Однако наиболее знаменательно, что относительная редкость курения трубки в Америке — красноречивый признак нынешнего интеллектуального кризиса. Если трубка олицетворяет интеллектуальный образ жизни, то стоит ли удивляться, что ее не встретишь там, где школы подменяют настоящую философию политкорректной идеологией, или где интеллигенция вместо серьезных размышлений потворствует последним активистским причудам? Стоит ли удивляться, что самым известным курильщиком трубки в Америке за последние тридцать лет был Хью Хефнер, пижамный пророк банальной философии гедонизма? Нет, эпоха курильщика трубки так же далека от нас, как и тот день, когда философы станут царями, а цари будут философствовать, — печальная реальность, которую слишком готова засвидетельствовать густая синяя дымка не-трубочного дыма.

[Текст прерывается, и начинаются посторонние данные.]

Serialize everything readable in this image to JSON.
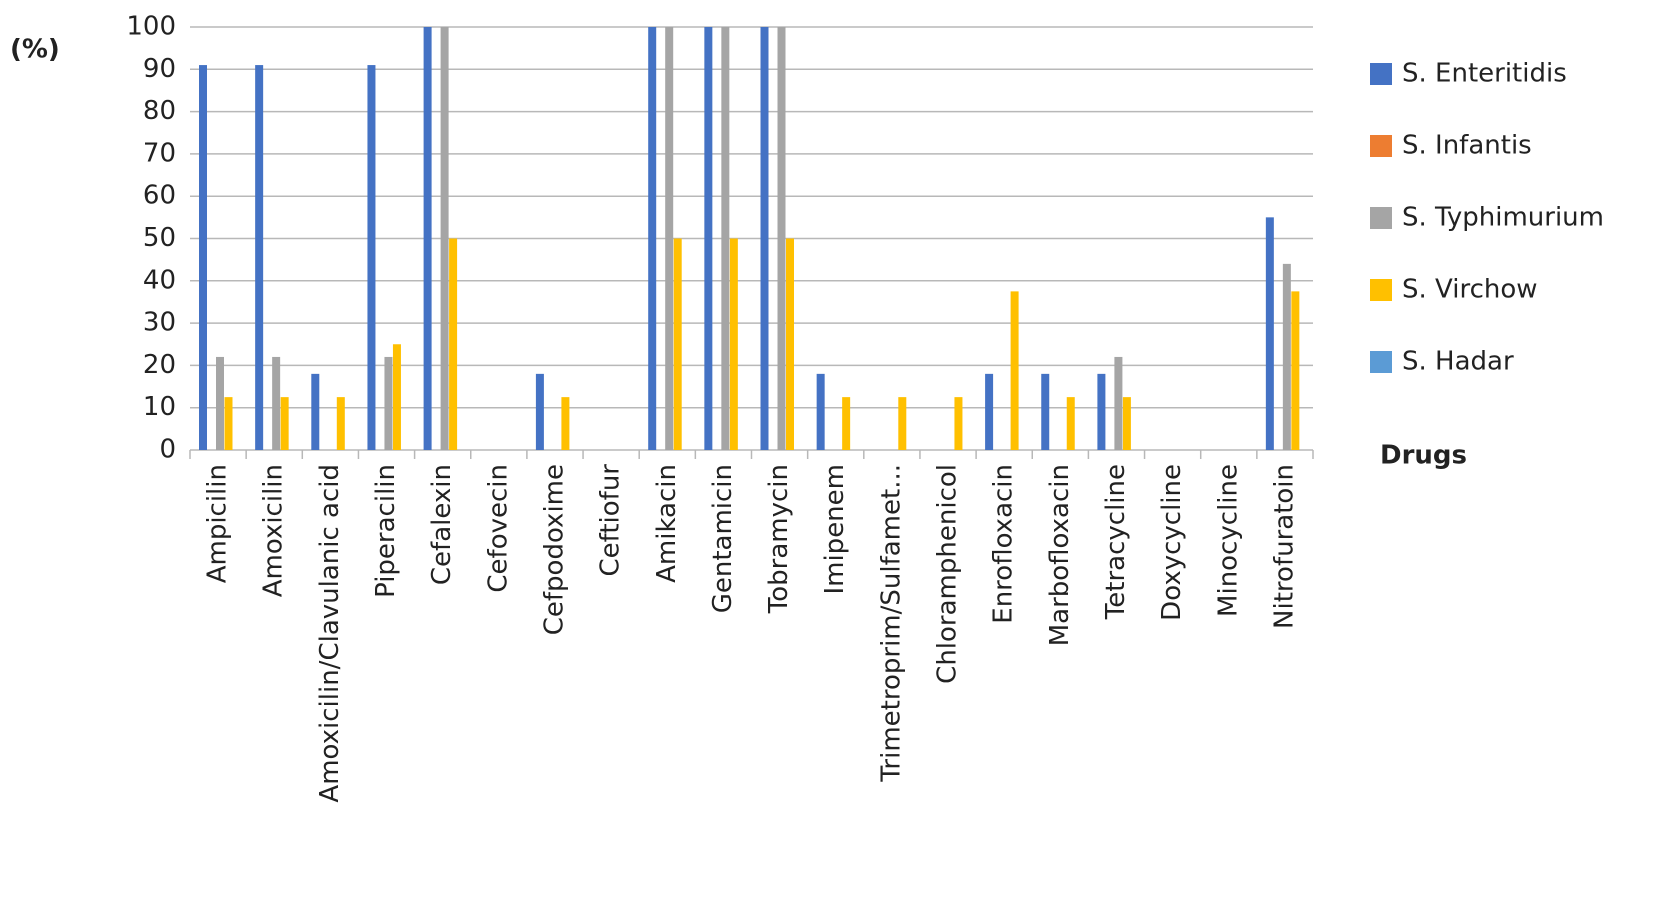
{
  "chart_data": {
    "type": "bar",
    "y_label": "(%)",
    "x_label": "Drugs",
    "categories": [
      "Ampicilin",
      "Amoxicilin",
      "Amoxicilin/Clavulanic acid",
      "Piperacilin",
      "Cefalexin",
      "Cefovecin",
      "Cefpodoxime",
      "Ceftiofur",
      "Amikacin",
      "Gentamicin",
      "Tobramycin",
      "Imipenem",
      "Trimetroprim/Sulfamet...",
      "Chloramphenicol",
      "Enrofloxacin",
      "Marbofloxacin",
      "Tetracycline",
      "Doxycycline",
      "Minocycline",
      "Nitrofuratoin"
    ],
    "series": [
      {
        "name": "S. Enteritidis",
        "color": "#4472c4",
        "values": [
          91,
          91,
          18,
          91,
          100,
          0,
          18,
          0,
          100,
          100,
          100,
          18,
          0,
          0,
          18,
          18,
          18,
          0,
          0,
          55
        ]
      },
      {
        "name": "S. Infantis",
        "color": "#ed7d31",
        "values": [
          0,
          0,
          0,
          0,
          0,
          0,
          0,
          0,
          0,
          0,
          0,
          0,
          0,
          0,
          0,
          0,
          0,
          0,
          0,
          0
        ]
      },
      {
        "name": "S. Typhimurium",
        "color": "#a5a5a5",
        "values": [
          22,
          22,
          0,
          22,
          100,
          0,
          0,
          0,
          100,
          100,
          100,
          0,
          0,
          0,
          0,
          0,
          22,
          0,
          0,
          44
        ]
      },
      {
        "name": "S. Virchow",
        "color": "#ffc000",
        "values": [
          12.5,
          12.5,
          12.5,
          25,
          50,
          0,
          12.5,
          0,
          50,
          50,
          50,
          12.5,
          12.5,
          12.5,
          37.5,
          12.5,
          12.5,
          0,
          0,
          37.5
        ]
      },
      {
        "name": "S. Hadar",
        "color": "#5b9bd5",
        "values": [
          0,
          0,
          0,
          0,
          0,
          0,
          0,
          0,
          0,
          0,
          0,
          0,
          0,
          0,
          0,
          0,
          0,
          0,
          0,
          0
        ]
      }
    ],
    "ylim": [
      0,
      100
    ],
    "yticks": [
      0,
      10,
      20,
      30,
      40,
      50,
      60,
      70,
      80,
      90,
      100
    ],
    "grid": true
  }
}
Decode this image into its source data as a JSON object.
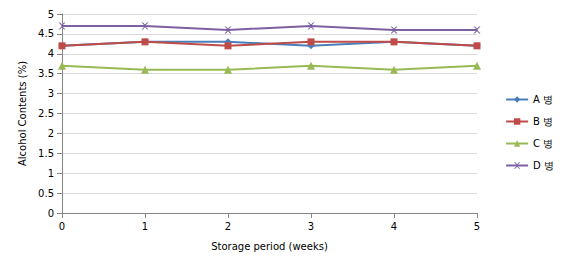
{
  "chart_data": {
    "type": "line",
    "x_label": "Storage period (weeks)",
    "y_label": "Alcohol Contents (%)",
    "categories": [
      "0",
      "1",
      "2",
      "3",
      "4",
      "5"
    ],
    "series": [
      {
        "name": "A 병",
        "color": "#4a7ebb",
        "marker": "diamond",
        "values": [
          4.2,
          4.3,
          4.3,
          4.2,
          4.3,
          4.2
        ]
      },
      {
        "name": "B 병",
        "color": "#be4b48",
        "marker": "square",
        "values": [
          4.2,
          4.3,
          4.2,
          4.3,
          4.3,
          4.2
        ]
      },
      {
        "name": "C 병",
        "color": "#98b954",
        "marker": "triangle",
        "values": [
          3.7,
          3.6,
          3.6,
          3.7,
          3.6,
          3.7
        ]
      },
      {
        "name": "D 병",
        "color": "#7d60a0",
        "marker": "x",
        "values": [
          4.7,
          4.7,
          4.6,
          4.7,
          4.6,
          4.6
        ]
      }
    ],
    "ylim": [
      0,
      5
    ],
    "yticks": [
      0,
      0.5,
      1,
      1.5,
      2,
      2.5,
      3,
      3.5,
      4,
      4.5,
      5
    ],
    "grid": true,
    "legend": "right"
  }
}
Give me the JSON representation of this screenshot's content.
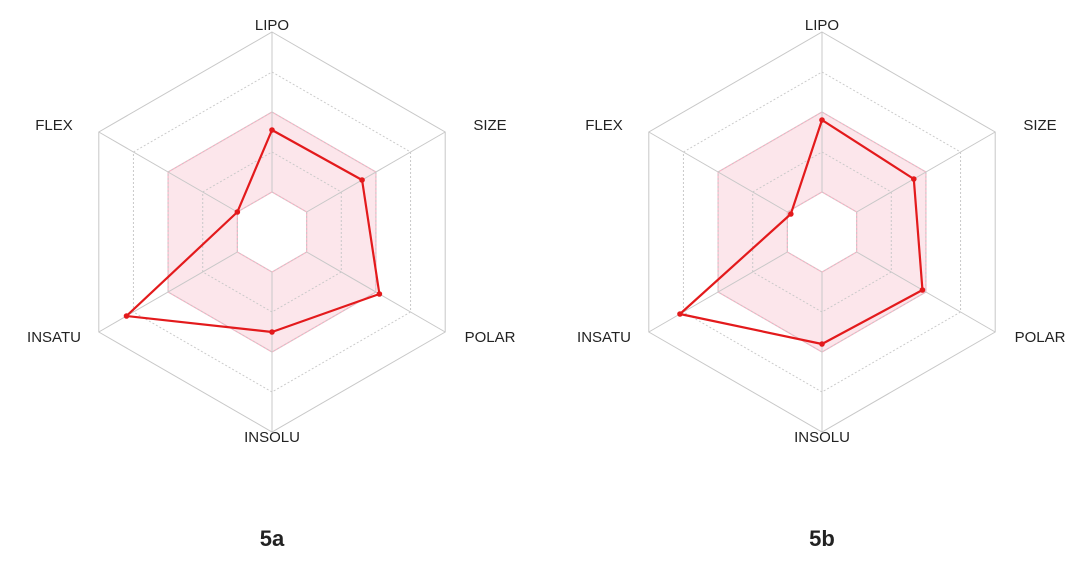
{
  "chart_data": [
    {
      "type": "radar",
      "title": "5a",
      "categories": [
        "LIPO",
        "SIZE",
        "POLAR",
        "INSOLU",
        "INSATU",
        "FLEX"
      ],
      "values": [
        2.55,
        2.6,
        3.1,
        2.5,
        4.2,
        1.0
      ],
      "color": "#e31a1c",
      "band": [
        1,
        3
      ],
      "band_color": "#f7b6c6",
      "rlim": [
        0,
        5
      ],
      "rticks": [
        1,
        2,
        3,
        4,
        5
      ],
      "grid": true
    },
    {
      "type": "radar",
      "title": "5b",
      "categories": [
        "LIPO",
        "SIZE",
        "POLAR",
        "INSOLU",
        "INSATU",
        "FLEX"
      ],
      "values": [
        2.8,
        2.65,
        2.9,
        2.8,
        4.1,
        0.9
      ],
      "color": "#e31a1c",
      "band": [
        1,
        3
      ],
      "band_color": "#f7b6c6",
      "rlim": [
        0,
        5
      ],
      "rticks": [
        1,
        2,
        3,
        4,
        5
      ],
      "grid": true
    }
  ]
}
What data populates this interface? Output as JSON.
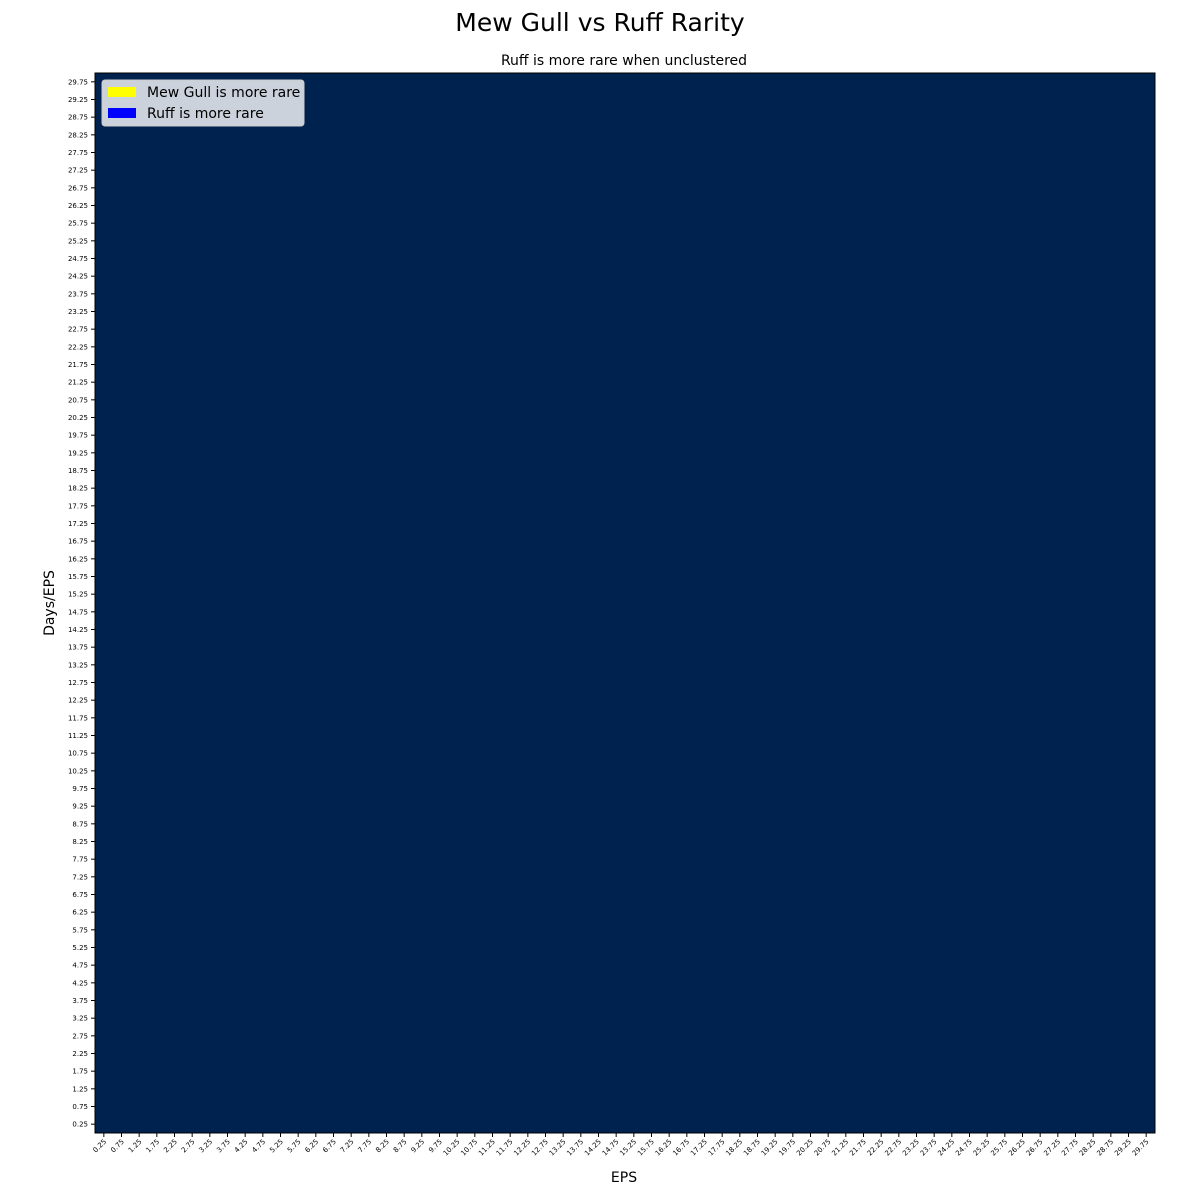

Не должно также вызывать удивления в этот беструбочный век, что яростная битва против табака упустила из виду истинную суть его аддиктивной силы. Табак имеет власть над душой не меньшую, чем над телом. Качества, которые он принимает в своих различных формах, делают его почти непреодолимым дополнением к тому конкретному желанию, которое доминирует в душе индивида. То, как мы реагируем на эти формы, говорит о нашем отношении к этим желаниям не меньше, чем о нашем отношении к самому зелью.